We meet three hours each Tuesday on Zoom, a technology that did not exist for the first 30 years of my teaching career. To keep students engaged, every class involves multiple breakout rooms, links to videos and current events articles, and chats and shared google documents that encourage participants to have class “discussions” that do not rely on speech alone.
I was a philosophy major as an undergraduate, but that was more than 40 years ago. I definitely needed a deep review of thinkers, including Aristotle, John Stuart Mill, Immanuel Kant, Thomas Hobbes, John Rawls, and others. And then I had to learn about other recent ethical theories. At times, the reading, planning, and assessments seemed overwhelming, and I was not always sure I’d be able to do it.
One important factor that’s pulled me through was the importance of the topic. To be clear, I know very little about computer science, and as I skimmed the other listings in the course catalog, I realized I could not even understand many of the titles of other courses.
Introduction to Formal Languages and Automata Theory? Computational Biology & Bioinformatics?
Clearly, all my students know much more about computers than I do.

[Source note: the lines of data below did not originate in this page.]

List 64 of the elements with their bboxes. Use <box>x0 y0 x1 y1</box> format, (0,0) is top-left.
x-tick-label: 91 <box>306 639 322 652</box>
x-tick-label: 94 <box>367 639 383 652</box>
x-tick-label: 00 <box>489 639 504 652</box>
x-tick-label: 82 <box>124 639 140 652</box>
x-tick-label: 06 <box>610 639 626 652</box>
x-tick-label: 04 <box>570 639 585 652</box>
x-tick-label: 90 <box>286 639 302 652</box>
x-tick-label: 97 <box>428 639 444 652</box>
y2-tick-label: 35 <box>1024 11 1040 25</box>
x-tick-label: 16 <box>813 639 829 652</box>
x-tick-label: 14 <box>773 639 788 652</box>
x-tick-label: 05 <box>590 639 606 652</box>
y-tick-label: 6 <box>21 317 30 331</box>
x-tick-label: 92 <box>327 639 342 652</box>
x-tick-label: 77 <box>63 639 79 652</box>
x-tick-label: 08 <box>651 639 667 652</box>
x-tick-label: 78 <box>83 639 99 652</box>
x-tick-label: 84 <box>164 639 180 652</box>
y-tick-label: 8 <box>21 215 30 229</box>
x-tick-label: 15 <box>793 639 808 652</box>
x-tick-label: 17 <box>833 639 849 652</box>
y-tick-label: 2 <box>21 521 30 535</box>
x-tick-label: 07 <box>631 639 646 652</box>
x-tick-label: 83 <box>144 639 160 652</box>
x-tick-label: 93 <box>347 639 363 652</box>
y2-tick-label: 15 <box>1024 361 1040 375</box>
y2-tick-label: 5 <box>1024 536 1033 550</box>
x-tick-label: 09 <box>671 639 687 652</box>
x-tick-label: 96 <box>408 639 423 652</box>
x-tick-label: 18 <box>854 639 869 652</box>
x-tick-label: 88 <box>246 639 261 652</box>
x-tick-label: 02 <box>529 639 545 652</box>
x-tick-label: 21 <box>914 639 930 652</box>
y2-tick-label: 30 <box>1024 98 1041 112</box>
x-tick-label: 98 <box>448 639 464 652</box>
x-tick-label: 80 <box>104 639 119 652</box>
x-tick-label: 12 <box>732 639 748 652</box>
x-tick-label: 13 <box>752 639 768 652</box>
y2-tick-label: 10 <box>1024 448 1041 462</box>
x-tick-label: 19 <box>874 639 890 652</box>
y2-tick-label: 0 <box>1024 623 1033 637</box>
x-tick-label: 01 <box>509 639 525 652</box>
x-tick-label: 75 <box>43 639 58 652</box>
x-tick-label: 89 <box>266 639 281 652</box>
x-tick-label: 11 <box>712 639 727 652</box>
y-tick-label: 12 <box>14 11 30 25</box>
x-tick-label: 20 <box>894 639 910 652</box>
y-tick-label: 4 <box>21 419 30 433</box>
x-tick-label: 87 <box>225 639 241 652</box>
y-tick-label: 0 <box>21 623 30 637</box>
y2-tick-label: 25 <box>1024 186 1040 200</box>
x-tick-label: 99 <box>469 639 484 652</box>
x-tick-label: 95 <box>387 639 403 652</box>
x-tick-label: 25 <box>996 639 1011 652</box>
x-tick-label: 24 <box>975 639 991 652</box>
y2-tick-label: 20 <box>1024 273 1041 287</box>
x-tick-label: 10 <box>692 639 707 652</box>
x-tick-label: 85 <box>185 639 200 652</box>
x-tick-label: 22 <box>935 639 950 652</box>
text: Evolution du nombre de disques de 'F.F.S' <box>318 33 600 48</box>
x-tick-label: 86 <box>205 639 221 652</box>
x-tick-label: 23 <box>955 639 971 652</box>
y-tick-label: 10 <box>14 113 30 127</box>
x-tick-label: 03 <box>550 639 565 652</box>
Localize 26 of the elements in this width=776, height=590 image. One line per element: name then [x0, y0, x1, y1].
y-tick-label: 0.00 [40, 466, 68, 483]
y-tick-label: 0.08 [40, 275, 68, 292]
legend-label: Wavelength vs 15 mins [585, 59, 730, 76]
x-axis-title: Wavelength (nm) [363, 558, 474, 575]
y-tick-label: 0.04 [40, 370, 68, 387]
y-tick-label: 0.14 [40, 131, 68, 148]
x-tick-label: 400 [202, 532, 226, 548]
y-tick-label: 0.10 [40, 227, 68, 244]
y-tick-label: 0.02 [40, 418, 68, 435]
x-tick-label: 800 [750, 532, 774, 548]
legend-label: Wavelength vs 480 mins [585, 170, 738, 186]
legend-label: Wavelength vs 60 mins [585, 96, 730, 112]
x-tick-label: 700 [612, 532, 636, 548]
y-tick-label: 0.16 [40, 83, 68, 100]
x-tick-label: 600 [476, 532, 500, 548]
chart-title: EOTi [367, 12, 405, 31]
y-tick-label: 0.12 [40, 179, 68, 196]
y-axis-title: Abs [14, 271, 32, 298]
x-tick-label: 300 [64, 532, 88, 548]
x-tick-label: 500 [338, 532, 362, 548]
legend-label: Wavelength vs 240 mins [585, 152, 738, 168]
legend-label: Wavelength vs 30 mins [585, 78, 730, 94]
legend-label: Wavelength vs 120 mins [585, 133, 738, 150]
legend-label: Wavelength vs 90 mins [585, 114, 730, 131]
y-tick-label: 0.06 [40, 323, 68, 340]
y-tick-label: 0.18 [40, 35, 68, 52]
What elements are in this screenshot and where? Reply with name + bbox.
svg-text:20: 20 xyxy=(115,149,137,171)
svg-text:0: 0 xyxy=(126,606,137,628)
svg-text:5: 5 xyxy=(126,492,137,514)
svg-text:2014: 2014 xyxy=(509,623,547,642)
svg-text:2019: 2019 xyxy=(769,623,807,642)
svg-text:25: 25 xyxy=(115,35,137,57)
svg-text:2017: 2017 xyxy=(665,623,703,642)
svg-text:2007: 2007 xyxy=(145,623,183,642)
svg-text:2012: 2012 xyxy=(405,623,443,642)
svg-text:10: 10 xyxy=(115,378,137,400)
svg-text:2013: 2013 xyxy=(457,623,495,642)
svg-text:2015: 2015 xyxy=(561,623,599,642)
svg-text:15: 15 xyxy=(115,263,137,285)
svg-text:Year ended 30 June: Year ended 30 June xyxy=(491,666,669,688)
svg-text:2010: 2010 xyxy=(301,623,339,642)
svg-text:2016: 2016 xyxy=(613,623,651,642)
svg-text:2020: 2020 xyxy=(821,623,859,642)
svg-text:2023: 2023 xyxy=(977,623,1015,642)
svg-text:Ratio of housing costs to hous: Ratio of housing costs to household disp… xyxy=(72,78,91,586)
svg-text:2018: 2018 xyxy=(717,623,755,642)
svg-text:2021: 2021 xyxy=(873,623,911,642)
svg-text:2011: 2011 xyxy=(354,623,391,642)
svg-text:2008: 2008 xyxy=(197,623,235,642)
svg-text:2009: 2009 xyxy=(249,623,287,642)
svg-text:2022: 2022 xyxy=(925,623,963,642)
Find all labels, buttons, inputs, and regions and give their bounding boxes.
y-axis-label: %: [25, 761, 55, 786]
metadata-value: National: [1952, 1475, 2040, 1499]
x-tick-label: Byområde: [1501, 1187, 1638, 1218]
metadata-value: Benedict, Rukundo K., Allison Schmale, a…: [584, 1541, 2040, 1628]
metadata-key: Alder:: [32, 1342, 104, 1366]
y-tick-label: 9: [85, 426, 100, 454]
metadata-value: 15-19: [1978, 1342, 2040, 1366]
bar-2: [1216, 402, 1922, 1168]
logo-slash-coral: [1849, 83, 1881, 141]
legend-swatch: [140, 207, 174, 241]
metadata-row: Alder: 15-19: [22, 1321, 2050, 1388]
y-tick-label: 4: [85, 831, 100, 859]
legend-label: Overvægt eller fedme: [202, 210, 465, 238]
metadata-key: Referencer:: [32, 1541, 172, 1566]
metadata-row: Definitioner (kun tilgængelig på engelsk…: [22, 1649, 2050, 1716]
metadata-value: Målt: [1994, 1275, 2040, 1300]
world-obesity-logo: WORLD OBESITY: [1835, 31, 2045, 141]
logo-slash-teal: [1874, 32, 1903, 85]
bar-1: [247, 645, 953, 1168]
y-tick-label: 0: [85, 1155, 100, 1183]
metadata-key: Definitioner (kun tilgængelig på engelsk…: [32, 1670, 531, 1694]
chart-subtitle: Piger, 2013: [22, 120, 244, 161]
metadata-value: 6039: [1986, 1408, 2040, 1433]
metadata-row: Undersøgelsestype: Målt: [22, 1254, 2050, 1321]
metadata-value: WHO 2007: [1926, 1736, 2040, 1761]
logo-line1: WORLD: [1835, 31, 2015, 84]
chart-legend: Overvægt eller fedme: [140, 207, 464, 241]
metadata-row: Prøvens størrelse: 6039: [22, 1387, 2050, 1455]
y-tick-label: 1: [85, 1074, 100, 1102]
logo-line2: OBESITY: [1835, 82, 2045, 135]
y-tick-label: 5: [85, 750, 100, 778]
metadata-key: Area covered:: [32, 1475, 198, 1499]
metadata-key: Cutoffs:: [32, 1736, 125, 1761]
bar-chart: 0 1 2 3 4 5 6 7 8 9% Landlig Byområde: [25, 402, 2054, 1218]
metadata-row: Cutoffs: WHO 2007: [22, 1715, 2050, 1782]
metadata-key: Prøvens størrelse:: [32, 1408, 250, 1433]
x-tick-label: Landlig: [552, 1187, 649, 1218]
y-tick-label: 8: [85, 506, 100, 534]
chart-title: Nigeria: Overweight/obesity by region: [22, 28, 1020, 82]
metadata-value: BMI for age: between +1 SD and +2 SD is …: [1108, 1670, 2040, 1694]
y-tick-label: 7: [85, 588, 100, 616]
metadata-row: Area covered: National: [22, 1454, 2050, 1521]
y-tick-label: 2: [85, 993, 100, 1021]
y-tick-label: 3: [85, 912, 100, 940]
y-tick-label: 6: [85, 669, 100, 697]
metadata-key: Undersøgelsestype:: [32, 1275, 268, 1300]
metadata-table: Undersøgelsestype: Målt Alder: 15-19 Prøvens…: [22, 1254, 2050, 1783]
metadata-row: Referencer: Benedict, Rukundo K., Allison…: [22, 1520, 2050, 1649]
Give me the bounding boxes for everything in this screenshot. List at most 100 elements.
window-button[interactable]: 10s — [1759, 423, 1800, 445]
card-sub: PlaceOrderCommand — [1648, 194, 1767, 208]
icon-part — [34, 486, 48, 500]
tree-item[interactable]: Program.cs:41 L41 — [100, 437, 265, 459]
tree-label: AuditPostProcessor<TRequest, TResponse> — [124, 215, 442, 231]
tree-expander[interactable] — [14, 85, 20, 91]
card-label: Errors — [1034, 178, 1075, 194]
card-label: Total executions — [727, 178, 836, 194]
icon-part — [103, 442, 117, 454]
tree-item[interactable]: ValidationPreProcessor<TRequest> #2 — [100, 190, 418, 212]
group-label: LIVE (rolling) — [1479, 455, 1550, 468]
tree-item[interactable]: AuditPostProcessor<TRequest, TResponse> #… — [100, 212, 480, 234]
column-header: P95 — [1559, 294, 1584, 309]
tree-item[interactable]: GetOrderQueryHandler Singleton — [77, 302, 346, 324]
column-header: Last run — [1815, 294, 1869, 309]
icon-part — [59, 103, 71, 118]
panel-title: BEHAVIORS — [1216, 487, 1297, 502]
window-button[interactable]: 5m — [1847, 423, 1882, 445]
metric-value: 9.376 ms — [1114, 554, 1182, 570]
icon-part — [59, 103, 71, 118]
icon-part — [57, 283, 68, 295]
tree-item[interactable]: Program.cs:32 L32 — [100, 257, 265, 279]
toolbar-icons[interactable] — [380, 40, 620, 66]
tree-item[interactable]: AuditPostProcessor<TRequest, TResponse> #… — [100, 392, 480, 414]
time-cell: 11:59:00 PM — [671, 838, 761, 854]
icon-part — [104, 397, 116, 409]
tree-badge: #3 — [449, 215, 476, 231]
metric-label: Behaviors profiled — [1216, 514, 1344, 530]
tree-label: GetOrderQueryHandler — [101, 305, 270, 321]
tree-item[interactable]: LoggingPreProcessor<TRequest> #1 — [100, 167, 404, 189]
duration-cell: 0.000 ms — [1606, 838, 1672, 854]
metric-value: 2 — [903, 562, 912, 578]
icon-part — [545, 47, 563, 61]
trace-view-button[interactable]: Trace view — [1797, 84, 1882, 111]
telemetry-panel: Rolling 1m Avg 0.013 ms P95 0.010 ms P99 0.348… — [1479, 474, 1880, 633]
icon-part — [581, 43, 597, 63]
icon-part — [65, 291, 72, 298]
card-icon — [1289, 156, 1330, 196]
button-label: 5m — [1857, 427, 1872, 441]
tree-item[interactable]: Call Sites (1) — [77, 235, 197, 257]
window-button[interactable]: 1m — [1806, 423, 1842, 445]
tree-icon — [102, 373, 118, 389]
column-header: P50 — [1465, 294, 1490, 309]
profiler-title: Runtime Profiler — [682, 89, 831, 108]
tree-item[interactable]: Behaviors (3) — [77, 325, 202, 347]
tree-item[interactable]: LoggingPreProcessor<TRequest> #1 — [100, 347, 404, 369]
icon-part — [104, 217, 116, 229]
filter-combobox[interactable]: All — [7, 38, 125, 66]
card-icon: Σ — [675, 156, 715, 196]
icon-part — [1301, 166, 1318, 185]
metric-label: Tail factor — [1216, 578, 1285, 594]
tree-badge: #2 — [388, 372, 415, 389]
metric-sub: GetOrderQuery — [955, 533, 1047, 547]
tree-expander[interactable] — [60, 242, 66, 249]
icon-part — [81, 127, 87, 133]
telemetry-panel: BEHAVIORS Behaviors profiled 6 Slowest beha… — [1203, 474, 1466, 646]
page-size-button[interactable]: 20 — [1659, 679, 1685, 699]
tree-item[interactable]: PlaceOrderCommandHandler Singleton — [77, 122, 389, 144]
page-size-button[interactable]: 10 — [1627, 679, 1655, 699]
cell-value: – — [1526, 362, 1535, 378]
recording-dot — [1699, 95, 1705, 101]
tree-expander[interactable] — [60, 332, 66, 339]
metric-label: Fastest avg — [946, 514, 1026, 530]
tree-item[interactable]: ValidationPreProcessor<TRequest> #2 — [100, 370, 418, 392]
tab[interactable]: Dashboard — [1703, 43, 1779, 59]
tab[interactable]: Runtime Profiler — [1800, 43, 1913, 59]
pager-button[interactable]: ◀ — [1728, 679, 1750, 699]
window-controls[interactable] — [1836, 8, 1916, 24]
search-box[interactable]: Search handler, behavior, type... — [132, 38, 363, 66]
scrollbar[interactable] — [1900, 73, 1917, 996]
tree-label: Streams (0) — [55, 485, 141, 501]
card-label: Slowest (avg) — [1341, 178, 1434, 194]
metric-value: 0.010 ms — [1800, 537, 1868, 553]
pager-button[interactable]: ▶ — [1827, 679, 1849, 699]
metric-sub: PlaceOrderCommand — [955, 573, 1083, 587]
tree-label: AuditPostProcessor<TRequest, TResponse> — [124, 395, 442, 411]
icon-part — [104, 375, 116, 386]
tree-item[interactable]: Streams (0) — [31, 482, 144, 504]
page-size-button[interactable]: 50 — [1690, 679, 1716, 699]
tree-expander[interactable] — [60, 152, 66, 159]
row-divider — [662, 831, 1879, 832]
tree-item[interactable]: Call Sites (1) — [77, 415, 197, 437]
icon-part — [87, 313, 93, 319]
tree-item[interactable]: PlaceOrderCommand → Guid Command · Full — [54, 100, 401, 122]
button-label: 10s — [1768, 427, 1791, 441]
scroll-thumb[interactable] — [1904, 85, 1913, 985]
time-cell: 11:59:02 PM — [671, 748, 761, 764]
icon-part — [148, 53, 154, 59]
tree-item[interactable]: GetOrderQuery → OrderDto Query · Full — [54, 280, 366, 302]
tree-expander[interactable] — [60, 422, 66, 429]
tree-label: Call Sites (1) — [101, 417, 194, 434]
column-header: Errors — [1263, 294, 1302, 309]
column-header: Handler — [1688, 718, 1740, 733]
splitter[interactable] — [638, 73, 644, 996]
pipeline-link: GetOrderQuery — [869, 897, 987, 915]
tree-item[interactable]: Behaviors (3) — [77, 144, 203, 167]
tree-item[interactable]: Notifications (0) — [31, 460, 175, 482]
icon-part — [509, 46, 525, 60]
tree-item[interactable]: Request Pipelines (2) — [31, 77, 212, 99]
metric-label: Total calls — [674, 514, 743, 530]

But I was impressed that all graduate students are required to take a course in ethics; giving the future generation of computer scientists the opportunity and understanding to consider how ethical frameworks can be applied to emerging technologies is incredibly important and relevant.
One great pleasure of teaching this course is that almost every day an article appears in the newspapers I read relating to a topic we’re studying. I’m convinced that ethical questions should be central to people who intend to work with technology. The moral questions and case studies we’ve examined make the traditional ethical frameworks, many formulated centuries ago, newly compelling and relevant.
The second great benefit has been getting to know my students, even if our communication has been all online.
These young people, some of whom grew up in India and China, are deeply committed to working with technology in ways that will make the world better and taking efforts to mitigate the potential challenges and pitfalls.
They’ve thought deeply about issues like how to program autonomous vehicles, how to both use and limit social media, how to develop artificial intelligence systems in ways that will benefit humanity, about copyright, privacy, surveillance, and whistleblowing.
They’ve approached these challenging and complex topics with optimism, energy, and a willingness to think deeply about the larger effects of the work they plan to do. I find their thoughtfulness and energy deeply inspiring, and they provide me with yet more evidence of how teaching, perhaps because of its challenges, keeps me young.
Hunt Lyman is the academic dean at The Hill School in Middleburg.